Physicomechanical properties of Japanese cedar wood modified by high-temperature vapour-phase acetylation (HTVPA), a simultaneous acetylation and heat treatment modification process

Abstract

Wood modification can be broadly categorized into chemical and physical processes, with acetylation and heat treatment being two of the most common methods in each category, respectively. This study, for the first time, combines these two modification methods and investigates the effects of high-temperature vapour-phase acetylation (HTVPA) on the physicomechanical properties of Japanese cedar (Cryptomeria japonica) wood in the temperature range of 145 to 220 °C for 2 to 16 h. Additionally, the acetylation variations within the wood were evaluated. Attenuated total reflectance-Fourier transform infrared spectroscopy (ATR-FTIR) and near infrared spectroscopy (NIR) spectral analysis showed that the hydroxyl group of Japanese cedar wood reacted with acetic anhydride to form an acetyl group by HTVPA process.

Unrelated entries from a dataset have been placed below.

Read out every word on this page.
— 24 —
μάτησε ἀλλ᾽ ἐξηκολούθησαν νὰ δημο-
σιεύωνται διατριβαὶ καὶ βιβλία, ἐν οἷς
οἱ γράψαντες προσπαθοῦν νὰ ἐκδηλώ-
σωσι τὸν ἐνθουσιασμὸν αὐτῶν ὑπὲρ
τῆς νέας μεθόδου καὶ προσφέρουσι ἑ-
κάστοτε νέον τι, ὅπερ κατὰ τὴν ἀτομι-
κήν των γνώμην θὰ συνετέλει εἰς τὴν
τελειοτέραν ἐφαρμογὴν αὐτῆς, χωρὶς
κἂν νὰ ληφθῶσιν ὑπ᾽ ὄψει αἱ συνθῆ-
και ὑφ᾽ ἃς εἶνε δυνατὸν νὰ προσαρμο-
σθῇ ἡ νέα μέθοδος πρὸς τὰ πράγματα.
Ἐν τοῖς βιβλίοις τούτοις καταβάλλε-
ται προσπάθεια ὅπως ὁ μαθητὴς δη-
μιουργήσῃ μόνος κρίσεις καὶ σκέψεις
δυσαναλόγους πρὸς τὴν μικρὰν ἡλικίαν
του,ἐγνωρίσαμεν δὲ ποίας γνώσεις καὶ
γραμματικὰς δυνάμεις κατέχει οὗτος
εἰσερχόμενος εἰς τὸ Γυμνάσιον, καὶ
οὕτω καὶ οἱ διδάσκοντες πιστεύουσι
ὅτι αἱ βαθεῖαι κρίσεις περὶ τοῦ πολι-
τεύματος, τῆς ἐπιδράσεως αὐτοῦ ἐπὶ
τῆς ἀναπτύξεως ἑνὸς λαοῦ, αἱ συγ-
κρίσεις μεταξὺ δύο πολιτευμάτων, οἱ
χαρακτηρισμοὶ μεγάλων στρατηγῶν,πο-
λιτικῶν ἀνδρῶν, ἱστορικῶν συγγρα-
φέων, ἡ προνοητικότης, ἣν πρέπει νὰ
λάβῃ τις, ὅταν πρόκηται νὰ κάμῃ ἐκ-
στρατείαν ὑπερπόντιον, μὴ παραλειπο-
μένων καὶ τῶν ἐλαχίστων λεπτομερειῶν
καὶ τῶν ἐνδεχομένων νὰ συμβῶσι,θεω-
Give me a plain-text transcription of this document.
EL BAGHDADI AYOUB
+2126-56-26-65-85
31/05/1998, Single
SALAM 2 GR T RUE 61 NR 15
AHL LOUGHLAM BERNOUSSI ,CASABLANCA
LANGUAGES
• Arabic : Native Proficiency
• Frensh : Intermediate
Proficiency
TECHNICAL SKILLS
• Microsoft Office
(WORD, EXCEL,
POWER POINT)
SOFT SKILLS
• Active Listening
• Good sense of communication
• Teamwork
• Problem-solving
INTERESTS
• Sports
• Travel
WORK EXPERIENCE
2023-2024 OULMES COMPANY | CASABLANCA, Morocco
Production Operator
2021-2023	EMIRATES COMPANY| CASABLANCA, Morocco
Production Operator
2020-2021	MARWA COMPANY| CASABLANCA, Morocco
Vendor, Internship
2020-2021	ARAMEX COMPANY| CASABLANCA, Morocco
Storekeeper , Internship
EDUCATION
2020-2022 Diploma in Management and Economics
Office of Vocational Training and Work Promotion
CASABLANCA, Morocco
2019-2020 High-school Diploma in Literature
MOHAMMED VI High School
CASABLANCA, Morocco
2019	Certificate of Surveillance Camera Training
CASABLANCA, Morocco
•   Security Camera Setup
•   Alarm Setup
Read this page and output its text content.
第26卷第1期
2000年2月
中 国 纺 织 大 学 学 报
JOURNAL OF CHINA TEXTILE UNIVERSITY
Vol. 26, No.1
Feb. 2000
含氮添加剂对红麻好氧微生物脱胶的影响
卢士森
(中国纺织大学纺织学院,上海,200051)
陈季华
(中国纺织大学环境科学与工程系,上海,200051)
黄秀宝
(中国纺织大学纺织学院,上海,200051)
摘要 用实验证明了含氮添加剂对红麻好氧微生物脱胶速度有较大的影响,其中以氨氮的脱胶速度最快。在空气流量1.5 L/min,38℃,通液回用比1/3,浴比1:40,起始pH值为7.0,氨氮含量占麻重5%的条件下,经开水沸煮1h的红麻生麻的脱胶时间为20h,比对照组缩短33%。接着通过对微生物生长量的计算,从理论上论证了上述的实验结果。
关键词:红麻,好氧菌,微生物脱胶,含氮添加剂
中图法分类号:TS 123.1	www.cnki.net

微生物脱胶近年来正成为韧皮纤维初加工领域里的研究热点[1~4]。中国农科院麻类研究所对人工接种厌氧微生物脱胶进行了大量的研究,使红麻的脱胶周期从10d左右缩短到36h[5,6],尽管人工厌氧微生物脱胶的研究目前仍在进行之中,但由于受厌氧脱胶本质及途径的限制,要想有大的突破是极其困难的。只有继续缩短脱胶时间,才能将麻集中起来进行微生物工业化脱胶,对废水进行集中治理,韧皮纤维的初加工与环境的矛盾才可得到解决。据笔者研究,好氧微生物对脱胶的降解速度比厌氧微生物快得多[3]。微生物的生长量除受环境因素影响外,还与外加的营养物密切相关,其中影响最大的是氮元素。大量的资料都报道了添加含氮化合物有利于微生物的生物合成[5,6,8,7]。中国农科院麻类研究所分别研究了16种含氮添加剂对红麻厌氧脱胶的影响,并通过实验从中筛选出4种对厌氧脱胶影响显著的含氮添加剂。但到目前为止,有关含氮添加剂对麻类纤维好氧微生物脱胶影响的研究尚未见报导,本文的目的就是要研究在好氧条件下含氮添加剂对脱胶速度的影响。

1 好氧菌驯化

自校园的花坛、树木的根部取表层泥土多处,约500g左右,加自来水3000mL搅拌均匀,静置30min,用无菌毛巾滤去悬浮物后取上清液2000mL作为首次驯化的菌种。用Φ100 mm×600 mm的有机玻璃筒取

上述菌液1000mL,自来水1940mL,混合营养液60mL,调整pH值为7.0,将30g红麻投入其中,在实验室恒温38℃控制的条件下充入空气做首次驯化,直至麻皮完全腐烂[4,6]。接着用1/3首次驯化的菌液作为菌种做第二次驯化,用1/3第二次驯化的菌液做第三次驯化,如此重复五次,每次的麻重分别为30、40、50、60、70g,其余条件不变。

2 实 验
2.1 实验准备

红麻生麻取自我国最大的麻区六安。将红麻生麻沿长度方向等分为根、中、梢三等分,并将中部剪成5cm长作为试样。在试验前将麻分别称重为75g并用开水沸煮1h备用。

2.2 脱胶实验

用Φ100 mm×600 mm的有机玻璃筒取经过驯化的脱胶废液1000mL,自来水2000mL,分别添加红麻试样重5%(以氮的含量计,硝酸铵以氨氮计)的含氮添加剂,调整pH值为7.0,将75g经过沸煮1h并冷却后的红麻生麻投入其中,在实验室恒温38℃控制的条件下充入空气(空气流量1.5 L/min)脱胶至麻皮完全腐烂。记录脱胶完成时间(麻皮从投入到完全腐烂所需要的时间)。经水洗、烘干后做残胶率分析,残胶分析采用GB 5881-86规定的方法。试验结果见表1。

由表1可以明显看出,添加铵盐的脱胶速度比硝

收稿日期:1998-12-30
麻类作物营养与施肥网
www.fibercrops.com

When the HTVPA temperature was 220 °C, dehydration and deacetylation of wood occurred. Furthermore, based on the weight percent gain (WPG) and physicomechanical properties of the treated wood, the 200 °C/8h was considered the optimal HTVPA treatment condition. The profiling analysis results showed that the acetylation depth in the longitudinal direction was 40 mm, while the depth in the tangential and radial directions was 3–4 mm. However, the theoretical WPG of the surface of HTVPA treated Japanese cedar wood was 30.0–31.6 %.